Bottom line just flash'm then back up then flash another and so on, that way if you get tired of one just go back to the other. Hell I got 4 roms stored right now but I've been sticking with CM9 kang as of late.... NICE!


----------



## mcp770 (Jun 11, 2011)

partychick64 said:


> im in gummy right now... can someone post screen shots of bugless beast please


It looks like stock.

Sent from my Galaxy Nexus


----------



## NewAge (Aug 17, 2011)

Spydersilk said:


> AOKP gets my vote with the monster mod pack in the theme section.
> 
> Sent from my Galaxy Nexus using Tapatalk


Ditto, except I went with Stock Digiblue modpack. Stock kernel. Great battery, very stable, the most unique drop down toggles.

Sent from my Xoom using RootzWiki


----------



## SoDroid (Jul 30, 2011)

Axiom 2.1 and greater are awesome! Stable, fast, great battery life and nice features.

AOKP has great features not found in any ROMs yet and is very fast!

Heard great things about gummy but have yet to flash it.


----------



## nhat (Aug 21, 2011)

every rom i've used is stable and fast, just like the next one. every rom i've used has gotten the same battery life, give or take an hour.

however, the rom with the most fun mods and features is aokp...even though i don't even use most of the features. i'd still be on wookie 1.1 if it had pull-down toggles and a modified lockscreen with music controls.


----------



## partychick64 (Nov 5, 2011)

mcp770 said:


> It looks like stock.
> 
> Sent from my Galaxy Nexus


does it have the widgests on the notification bar? and is battery showed in percentage like in gummy?


----------



## droidrage729 (Jun 17, 2011)

Not much said about it but dark aosp over on mydroidworld is very good.stock mostly with % in battery and custom lock screen.

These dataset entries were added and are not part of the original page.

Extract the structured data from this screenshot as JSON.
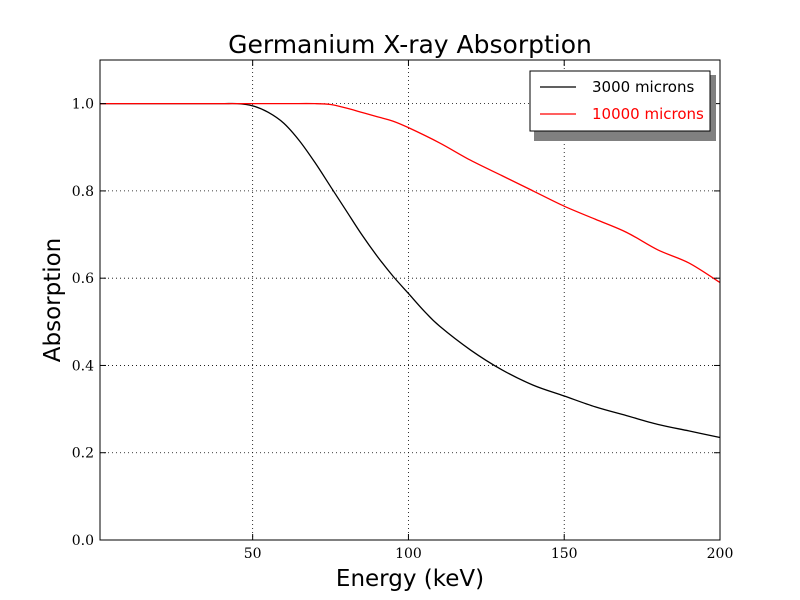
{
  "chart_data": {
    "type": "line",
    "title": "Germanium X-ray Absorption",
    "xlabel": "Energy (keV)",
    "ylabel": "Absorption",
    "xlim": [
      1,
      200
    ],
    "ylim": [
      0.0,
      1.1
    ],
    "xticks": [
      50,
      100,
      150,
      200
    ],
    "xtick_labels": [
      "50",
      "100",
      "150",
      "200"
    ],
    "yticks": [
      0.0,
      0.2,
      0.4,
      0.6,
      0.8,
      1.0
    ],
    "ytick_labels": [
      "0.0",
      "0.2",
      "0.4",
      "0.6",
      "0.8",
      "1.0"
    ],
    "grid": true,
    "legend": "top-right",
    "series": [
      {
        "name": "3000 microns",
        "color": "#000000",
        "x": [
          1,
          10,
          20,
          30,
          40,
          45,
          50,
          55,
          60,
          65,
          70,
          75,
          80,
          85,
          90,
          95,
          100,
          105,
          110,
          120,
          130,
          140,
          150,
          160,
          170,
          180,
          190,
          200
        ],
        "y": [
          1.0,
          1.0,
          1.0,
          1.0,
          1.0,
          1.0,
          0.995,
          0.98,
          0.955,
          0.915,
          0.865,
          0.81,
          0.755,
          0.7,
          0.65,
          0.605,
          0.565,
          0.525,
          0.49,
          0.435,
          0.39,
          0.355,
          0.33,
          0.305,
          0.285,
          0.265,
          0.25,
          0.235
        ]
      },
      {
        "name": "10000 microns",
        "color": "#ff0000",
        "x": [
          1,
          20,
          40,
          60,
          70,
          75,
          80,
          85,
          90,
          95,
          100,
          110,
          120,
          130,
          140,
          150,
          160,
          170,
          180,
          190,
          200
        ],
        "y": [
          1.0,
          1.0,
          1.0,
          1.0,
          1.0,
          0.998,
          0.99,
          0.98,
          0.97,
          0.96,
          0.945,
          0.91,
          0.87,
          0.835,
          0.8,
          0.765,
          0.735,
          0.705,
          0.665,
          0.635,
          0.59
        ]
      }
    ]
  }
}
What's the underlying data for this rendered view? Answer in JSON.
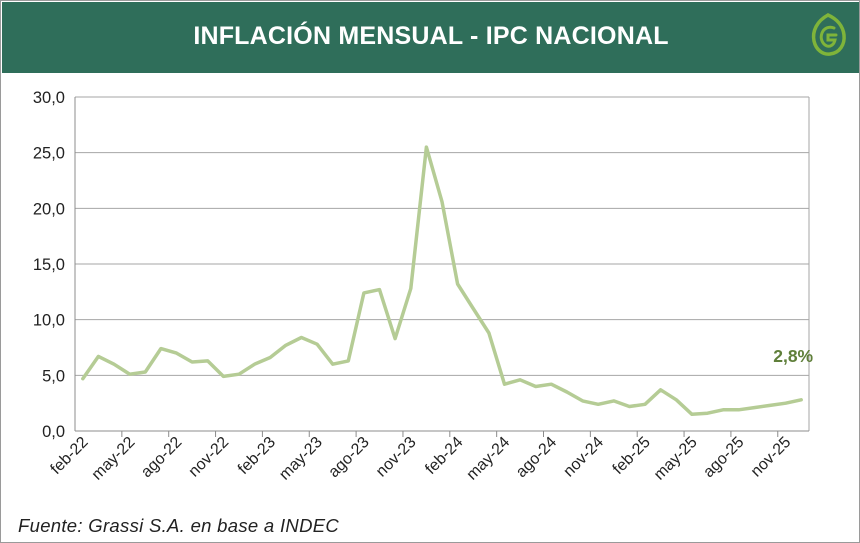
{
  "header": {
    "title": "INFLACIÓN MENSUAL - IPC NACIONAL",
    "logo_icon": "leaf-g-icon"
  },
  "footer": {
    "source": "Fuente: Grassi S.A. en base a INDEC"
  },
  "colors": {
    "header_bg": "#2f6e5a",
    "line": "#b5cc95",
    "annotation": "#5f7f3a",
    "grid": "#a6a6a6"
  },
  "chart_data": {
    "type": "line",
    "title": "INFLACIÓN MENSUAL - IPC NACIONAL",
    "xlabel": "",
    "ylabel": "",
    "ylim": [
      0,
      30
    ],
    "yticks": [
      0,
      5,
      10,
      15,
      20,
      25,
      30
    ],
    "ytick_labels": [
      "0,0",
      "5,0",
      "10,0",
      "15,0",
      "20,0",
      "25,0",
      "30,0"
    ],
    "grid": true,
    "x": [
      "feb-22",
      "mar-22",
      "abr-22",
      "may-22",
      "jun-22",
      "jul-22",
      "ago-22",
      "sep-22",
      "oct-22",
      "nov-22",
      "dic-22",
      "ene-23",
      "feb-23",
      "mar-23",
      "abr-23",
      "may-23",
      "jun-23",
      "jul-23",
      "ago-23",
      "sep-23",
      "oct-23",
      "nov-23",
      "dic-23",
      "ene-24",
      "feb-24",
      "mar-24",
      "abr-24",
      "may-24",
      "jun-24",
      "jul-24",
      "ago-24",
      "sep-24",
      "oct-24",
      "nov-24",
      "dic-24",
      "ene-25",
      "feb-25",
      "mar-25",
      "abr-25",
      "may-25",
      "jun-25",
      "jul-25",
      "ago-25",
      "sep-25",
      "oct-25",
      "nov-25",
      "dic-25"
    ],
    "xtick_labels": [
      "feb-22",
      "may-22",
      "ago-22",
      "nov-22",
      "feb-23",
      "may-23",
      "ago-23",
      "nov-23",
      "feb-24",
      "may-24",
      "ago-24",
      "nov-24",
      "feb-25",
      "may-25",
      "ago-25",
      "nov-25"
    ],
    "series": [
      {
        "name": "IPC Nacional",
        "values": [
          4.7,
          6.7,
          6.0,
          5.1,
          5.3,
          7.4,
          7.0,
          6.2,
          6.3,
          4.9,
          5.1,
          6.0,
          6.6,
          7.7,
          8.4,
          7.8,
          6.0,
          6.3,
          12.4,
          12.7,
          8.3,
          12.8,
          25.5,
          20.6,
          13.2,
          11.0,
          8.8,
          4.2,
          4.6,
          4.0,
          4.2,
          3.5,
          2.7,
          2.4,
          2.7,
          2.2,
          2.4,
          3.7,
          2.8,
          1.5,
          1.6,
          1.9,
          1.9,
          2.1,
          2.3,
          2.5,
          2.8
        ]
      }
    ],
    "annotations": [
      {
        "text": "2,8%",
        "series_index": 46
      }
    ]
  }
}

Sent from my Galaxy Nexus using Tapatalk


----------



## TheBiles (Oct 20, 2011)

I'm loving AOKP with Franco's kernel.

Sent from my Galaxy Nexus using Tapatalk


----------



## datsyuk (Dec 19, 2011)

I've flashed every ROM here and cm9 kang is my favorite with Franco's kernel. Haven't found anything faster.

Sent from my Galaxy Nexus


----------



## Redflea (Jun 7, 2011)

datsyuk said:


> I've flashed every ROM here and cm9 kang is my favorite with Franco's kernel. Haven't found anything faster.
> 
> Sent from my Galaxy Nexus


Agree, Winner00's CM9 Kang + Franco's kennel is my top combination...but frankly, you'd have to look very hard to find a bad ROM, they are all pretty much stable and smooth. We have great devs...









Sent from my Touchpad using Tapatalk


----------